By George Peper
Unfurled across a rocky rampart of Northern Ireland’s Antrim Coast, the Dunluce Course at Royal Portrush is blessed with one of the game’s most idyllic settings, and its architect, the redoubtable Harry Colt, crafted a links that is equally arresting, making full use of dramatic natural valleys, ridges, and plateaus. Among its many highlights are the par-four 5th, named White Rocks, which climbs to a green at the very edge of a cliff, and the 14th, a 210-yard, uphill, into-the-wind par three aptly named Calamity Corner.
Portrush holds the distinction of being the only club outside Scotland and England ever to host the Open Championship (1951), when Max Faulkner won with a total of 285 (three under par) as the course yielded only two sub-70 scores all week. Now the R&A has announced it will return in 2019 to a Dunluce that will be 200 yards longer and include more bunkers, bringing the total to 62 (still the fewest on the Open rotation).
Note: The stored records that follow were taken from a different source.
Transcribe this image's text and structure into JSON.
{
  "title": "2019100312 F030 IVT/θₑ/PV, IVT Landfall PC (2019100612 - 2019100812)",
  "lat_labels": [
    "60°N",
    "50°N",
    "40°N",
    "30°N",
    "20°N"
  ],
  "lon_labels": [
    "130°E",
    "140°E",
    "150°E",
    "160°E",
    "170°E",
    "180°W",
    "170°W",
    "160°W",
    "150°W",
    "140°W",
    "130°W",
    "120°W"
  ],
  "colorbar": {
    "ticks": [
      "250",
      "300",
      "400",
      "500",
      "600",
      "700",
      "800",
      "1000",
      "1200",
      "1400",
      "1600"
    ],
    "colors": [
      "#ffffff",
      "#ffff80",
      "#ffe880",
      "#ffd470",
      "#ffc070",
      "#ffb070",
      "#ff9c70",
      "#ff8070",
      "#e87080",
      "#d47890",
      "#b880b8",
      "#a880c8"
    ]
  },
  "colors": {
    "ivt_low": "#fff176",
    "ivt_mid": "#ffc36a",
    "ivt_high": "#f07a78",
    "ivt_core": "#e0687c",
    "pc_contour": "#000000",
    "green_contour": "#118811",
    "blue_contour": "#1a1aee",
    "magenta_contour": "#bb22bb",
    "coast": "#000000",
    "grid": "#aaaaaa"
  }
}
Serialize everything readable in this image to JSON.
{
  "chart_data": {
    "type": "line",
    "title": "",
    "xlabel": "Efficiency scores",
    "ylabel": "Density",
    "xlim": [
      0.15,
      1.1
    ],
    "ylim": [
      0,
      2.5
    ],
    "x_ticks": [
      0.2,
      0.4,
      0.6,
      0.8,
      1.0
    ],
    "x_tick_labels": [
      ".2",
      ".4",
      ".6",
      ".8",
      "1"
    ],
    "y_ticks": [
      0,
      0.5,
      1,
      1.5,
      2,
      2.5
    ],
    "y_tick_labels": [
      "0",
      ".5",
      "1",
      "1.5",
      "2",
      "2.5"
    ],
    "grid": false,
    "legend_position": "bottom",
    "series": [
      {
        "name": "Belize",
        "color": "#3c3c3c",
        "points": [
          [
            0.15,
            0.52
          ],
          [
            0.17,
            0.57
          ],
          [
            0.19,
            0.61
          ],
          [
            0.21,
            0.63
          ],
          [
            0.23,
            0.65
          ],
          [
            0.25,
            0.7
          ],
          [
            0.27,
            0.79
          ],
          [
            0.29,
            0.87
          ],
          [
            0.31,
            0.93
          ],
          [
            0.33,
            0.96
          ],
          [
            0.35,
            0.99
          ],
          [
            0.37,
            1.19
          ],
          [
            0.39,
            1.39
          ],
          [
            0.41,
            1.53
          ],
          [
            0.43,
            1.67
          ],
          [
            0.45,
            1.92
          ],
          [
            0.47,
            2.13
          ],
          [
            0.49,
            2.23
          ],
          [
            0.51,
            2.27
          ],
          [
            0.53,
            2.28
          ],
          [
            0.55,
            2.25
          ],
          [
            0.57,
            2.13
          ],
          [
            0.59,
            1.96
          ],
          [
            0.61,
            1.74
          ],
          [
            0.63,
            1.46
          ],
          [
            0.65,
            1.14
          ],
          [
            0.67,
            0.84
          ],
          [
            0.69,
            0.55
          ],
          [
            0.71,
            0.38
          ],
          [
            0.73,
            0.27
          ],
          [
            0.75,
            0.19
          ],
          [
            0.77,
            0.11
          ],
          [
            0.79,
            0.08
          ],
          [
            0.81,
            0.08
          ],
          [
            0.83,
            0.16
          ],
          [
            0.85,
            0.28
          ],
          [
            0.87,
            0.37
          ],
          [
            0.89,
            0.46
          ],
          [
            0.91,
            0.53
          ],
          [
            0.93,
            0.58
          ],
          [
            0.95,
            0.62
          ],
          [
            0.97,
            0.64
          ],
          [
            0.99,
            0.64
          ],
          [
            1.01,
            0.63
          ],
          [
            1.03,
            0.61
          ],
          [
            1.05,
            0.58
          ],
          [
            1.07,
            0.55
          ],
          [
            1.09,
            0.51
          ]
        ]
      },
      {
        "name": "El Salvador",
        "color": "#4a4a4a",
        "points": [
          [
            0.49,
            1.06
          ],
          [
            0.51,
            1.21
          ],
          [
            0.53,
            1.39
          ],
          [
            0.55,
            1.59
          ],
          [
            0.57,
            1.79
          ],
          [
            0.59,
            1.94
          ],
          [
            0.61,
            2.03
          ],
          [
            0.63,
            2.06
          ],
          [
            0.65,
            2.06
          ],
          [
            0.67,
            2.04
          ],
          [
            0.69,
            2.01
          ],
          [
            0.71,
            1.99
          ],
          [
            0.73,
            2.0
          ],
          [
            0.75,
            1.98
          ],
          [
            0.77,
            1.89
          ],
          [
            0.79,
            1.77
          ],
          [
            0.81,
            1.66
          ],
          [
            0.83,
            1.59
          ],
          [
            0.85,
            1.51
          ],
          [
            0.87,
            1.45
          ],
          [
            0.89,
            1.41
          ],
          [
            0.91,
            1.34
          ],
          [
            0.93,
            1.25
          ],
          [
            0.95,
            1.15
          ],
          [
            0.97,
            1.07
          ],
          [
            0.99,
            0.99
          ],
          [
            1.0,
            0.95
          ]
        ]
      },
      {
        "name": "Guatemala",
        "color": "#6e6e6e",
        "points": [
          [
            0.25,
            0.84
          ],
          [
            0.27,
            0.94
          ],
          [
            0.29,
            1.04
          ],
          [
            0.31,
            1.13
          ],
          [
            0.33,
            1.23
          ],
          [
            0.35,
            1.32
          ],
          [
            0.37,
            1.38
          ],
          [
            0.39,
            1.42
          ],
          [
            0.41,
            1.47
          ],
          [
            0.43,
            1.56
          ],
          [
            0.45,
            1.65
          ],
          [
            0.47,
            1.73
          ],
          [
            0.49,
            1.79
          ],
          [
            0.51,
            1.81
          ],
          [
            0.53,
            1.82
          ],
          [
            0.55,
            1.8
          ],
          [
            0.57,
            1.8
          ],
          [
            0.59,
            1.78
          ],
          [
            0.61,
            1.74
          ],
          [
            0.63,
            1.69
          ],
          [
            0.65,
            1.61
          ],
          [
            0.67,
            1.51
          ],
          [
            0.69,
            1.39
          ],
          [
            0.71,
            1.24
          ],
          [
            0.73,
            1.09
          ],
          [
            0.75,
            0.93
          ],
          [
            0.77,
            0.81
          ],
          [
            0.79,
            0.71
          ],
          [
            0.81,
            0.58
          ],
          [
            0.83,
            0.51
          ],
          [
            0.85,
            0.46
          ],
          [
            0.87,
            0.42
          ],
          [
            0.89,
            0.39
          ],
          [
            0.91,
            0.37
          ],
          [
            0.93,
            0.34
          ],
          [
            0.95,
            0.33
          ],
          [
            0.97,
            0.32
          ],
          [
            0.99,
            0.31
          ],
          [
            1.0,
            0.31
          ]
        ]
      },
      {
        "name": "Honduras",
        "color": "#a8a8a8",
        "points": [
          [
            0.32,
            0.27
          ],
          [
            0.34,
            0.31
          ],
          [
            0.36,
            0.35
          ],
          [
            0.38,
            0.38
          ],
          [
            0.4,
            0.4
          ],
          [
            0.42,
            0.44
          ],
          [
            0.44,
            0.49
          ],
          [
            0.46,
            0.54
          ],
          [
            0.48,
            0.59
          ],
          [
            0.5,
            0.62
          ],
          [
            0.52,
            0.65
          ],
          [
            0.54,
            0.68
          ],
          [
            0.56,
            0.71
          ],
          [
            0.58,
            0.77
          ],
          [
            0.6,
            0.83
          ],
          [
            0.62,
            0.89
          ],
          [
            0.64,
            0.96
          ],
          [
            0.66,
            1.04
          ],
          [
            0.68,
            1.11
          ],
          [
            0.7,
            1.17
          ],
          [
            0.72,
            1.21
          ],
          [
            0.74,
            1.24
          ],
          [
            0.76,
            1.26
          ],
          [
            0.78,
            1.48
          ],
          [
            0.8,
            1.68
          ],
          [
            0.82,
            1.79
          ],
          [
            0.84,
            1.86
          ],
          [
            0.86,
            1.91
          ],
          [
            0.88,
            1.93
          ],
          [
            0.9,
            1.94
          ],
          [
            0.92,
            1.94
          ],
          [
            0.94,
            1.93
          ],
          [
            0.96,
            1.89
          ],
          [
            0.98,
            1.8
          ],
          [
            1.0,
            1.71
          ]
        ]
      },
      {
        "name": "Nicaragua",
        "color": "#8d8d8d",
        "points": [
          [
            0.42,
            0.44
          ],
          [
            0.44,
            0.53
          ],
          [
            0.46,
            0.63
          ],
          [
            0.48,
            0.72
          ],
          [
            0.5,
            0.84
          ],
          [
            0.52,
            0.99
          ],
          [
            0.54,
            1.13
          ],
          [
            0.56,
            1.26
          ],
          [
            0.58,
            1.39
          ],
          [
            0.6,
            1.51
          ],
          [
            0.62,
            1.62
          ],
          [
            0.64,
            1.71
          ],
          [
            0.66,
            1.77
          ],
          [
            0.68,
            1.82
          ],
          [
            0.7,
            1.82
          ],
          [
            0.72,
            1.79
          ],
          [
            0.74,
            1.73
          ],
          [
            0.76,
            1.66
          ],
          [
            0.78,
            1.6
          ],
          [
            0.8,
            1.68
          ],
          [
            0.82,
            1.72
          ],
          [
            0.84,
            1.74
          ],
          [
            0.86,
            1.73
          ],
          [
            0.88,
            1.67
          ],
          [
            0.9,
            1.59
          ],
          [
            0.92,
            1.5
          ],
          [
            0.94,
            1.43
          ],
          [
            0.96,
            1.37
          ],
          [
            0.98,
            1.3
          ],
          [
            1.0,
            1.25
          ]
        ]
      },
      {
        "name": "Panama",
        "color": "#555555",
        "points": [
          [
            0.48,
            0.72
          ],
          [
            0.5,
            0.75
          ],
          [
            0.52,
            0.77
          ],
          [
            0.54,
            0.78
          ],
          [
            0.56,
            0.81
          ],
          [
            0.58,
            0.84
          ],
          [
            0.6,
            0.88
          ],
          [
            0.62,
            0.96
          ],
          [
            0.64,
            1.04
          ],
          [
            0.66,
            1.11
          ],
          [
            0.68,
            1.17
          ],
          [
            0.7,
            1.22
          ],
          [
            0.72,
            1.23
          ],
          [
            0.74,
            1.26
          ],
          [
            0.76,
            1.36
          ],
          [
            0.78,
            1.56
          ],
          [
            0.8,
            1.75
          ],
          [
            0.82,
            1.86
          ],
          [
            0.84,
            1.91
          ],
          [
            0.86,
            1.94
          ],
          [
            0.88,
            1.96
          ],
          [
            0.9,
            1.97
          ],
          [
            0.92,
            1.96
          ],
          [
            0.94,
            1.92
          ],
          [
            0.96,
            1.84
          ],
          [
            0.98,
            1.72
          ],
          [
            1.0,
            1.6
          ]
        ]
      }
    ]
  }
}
But the biggest change will be the absence of the current 17th and 18th holes, which the R&A felt were no longer of championship caliber. The current 16th, a suitably stern par four, will now be the finisher as a pair of new holes are being added to be played as the 7th and 8th. Number 7 will be a nearly 600-yard par five, snaking down and through a valley to an amphitheater green, while the par-four 8th, a mid-length dogleg right, will call for a drive over a chasm followed by a precise approach to a green with a steep fall-away to the left. A very strong test of golf is about to become even mightier.